One of the degrees available is the doctor of philosophy, or PhD, commonly the highest degree attainable in a field. The degree uniquely forces its candidates to become world experts on a highly defined subject. There is also a darker side to this degree that few universities wish to discuss: the PhD is a disaster, and little evidence exists that the situation will improve in the near term.

Last week, I wrote a column deploring the trend of America's best students leaving careers of invention and discovery for careers in consulting. An element underlining the problem is that strong candidates for PhD programs are choosing to pursue other options instead of more education. Knowingly or not, these students are making the right decision today.

After spending years in a doctorate program, graduates are offered few options on the academic job market. The doctorate is a research degree that prepares its candidates exclusively for research - a profession that takes place in few institutions outside of academia. Budget cuts have reduced the number of tenure-line positions, limiting potential positions to record lows.

The number of open positions for history doctorate holders, for example, is almost one for every five graduates, a trend seen across departments in the humanities, social sciences and natural sciences. Even worse, once a graduate has failed at finding a position, search committees will often ignore that person for later openings, preferring newer graduates.

The PhD is lengthier than other degrees, and rightfully so. However, the time to degree has risen considerably, damaging the finances of students and increasing attrition rates.

I have talked to my peers about their expectations regarding the PhD. Most believed that a doctorate could be completed in four or five years. In reality, it is hard to find any program that can be completed in five years or less. According to a Council of Graduate Schools report, only 57% of doctoral candidates will graduate in ten years. The average length was eight years.

The time to degree is linked to the increasing workload of graduate students. Teaching more classes means less time for research and writing, delaying degree completion.

Some schools are changing. Princeton has prioritized lowering the PhD length, and Harvard has threatened to withhold admissions slots if too many of a department's students are falling behind. Other institutions need similar reform.

Given the nature of academia, few graduates make fat salaries upon graduation. Loans being impractical, funding is an important consideration for graduate work. While Stanford and peer institutions offer generous packages to ensure the financial health of its students, most schools cannot. Financing a degree entails teaching multiple classes a quarter (extending the degree) or going into debt, a bad move. Too few students connect the financial dots of the doctorate.

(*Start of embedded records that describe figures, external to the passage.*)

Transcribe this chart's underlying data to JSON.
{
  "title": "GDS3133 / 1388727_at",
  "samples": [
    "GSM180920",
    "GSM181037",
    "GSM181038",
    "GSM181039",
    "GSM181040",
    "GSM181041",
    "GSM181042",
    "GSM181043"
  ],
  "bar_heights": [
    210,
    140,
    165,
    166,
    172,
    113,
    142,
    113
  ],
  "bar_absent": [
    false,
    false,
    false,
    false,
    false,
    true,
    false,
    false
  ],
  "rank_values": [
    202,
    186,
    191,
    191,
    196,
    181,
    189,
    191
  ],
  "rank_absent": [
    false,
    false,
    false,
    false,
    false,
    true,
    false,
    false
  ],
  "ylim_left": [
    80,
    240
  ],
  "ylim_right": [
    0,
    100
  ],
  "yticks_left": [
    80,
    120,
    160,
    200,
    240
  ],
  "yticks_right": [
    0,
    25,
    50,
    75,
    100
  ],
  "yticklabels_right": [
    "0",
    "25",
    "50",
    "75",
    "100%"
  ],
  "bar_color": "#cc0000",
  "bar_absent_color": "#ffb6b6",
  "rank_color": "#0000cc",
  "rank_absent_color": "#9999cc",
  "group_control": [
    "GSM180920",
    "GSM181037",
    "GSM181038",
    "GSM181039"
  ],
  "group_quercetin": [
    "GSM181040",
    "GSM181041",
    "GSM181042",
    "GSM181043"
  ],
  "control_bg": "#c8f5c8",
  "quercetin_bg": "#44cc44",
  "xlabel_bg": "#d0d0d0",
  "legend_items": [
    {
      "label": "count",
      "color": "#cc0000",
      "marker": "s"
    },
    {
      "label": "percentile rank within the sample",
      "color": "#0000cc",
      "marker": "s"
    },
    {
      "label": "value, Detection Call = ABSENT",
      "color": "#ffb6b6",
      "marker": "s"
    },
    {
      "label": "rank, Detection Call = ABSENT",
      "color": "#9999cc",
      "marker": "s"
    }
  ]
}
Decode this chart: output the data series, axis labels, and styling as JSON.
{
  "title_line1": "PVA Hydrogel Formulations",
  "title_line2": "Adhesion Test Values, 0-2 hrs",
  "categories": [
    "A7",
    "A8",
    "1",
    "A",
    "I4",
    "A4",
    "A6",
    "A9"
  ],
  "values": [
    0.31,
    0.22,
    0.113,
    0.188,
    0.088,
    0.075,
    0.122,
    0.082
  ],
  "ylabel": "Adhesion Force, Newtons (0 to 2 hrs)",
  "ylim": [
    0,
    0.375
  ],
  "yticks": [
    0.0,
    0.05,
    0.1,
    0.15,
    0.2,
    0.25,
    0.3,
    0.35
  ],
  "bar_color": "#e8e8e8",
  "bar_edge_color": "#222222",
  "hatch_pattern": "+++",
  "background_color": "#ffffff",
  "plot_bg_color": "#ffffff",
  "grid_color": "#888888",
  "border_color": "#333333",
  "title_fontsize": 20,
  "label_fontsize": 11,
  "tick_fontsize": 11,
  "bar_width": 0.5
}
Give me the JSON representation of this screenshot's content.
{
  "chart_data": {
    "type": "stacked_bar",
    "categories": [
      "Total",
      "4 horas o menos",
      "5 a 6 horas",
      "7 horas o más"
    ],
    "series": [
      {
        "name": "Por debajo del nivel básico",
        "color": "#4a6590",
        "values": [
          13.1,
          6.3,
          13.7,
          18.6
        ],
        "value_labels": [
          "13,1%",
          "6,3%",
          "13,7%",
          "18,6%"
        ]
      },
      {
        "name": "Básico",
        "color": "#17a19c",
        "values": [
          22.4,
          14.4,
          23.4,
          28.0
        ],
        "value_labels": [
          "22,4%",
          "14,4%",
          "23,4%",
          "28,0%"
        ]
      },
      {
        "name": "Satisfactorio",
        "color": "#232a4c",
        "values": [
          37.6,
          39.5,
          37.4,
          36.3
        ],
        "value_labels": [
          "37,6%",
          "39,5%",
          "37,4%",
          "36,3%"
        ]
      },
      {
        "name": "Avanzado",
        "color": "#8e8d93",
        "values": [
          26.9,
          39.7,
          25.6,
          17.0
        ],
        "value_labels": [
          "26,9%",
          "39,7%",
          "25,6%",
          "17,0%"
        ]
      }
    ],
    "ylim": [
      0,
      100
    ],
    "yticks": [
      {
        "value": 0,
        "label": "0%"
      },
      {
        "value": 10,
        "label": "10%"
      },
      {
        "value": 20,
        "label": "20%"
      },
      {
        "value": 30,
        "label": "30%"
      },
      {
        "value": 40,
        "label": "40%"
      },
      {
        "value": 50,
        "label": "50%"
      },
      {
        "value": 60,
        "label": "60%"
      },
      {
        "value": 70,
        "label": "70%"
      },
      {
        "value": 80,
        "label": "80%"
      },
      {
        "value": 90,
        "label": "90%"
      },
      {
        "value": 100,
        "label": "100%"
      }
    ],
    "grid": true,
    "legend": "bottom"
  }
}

Finally, the length of the degree coupled with a bleak employment market provides little encouragement to graduate. In fact, the attrition rate in doctoral programs is abysmal. In most fields, a fifth of students will leave by the fourth year, and that is only half way through the typical program.

If all of this sounds scary, it should. But with clarity and thoughtful questioning, the PhD does not have to be disastrous. Every field has schools that offer the support and administrative structure to ensure success. Finding these programs has to be a priority for any student considering a doctorate.

There are three questions to ask a potential program: the finishing rate, the time to degree, and the placement list. The finishing rate and time to degree indicates a department's support for its graduate students. If more students are finishing and doing so faster, this likely means that they are better funded and have better advisers. It also avoids the trap of programs that specifically enroll more students only to cut them later on with comprehensive examinations.

The placement list may be the most important indication of the strength of a program. Considering the academic market, a program that places a high percentage of its graduates into tenure-track positions is an excellent sign of a strong program.

At this point, I want to particularly congratulate Duke for being among the most open universities regarding its doctorate programs. The school deserves special mention for publishing this information in a standardized format for all of its programs. Stanford should follow in their footsteps with similar transparency.

Choosing to pursue a doctorate is not a light decision considering that an entire decade may be used to complete it. While I cannot recommend a PhD for anyone, the right questions and mindset can do wonders in the search for the best program. Godspeed.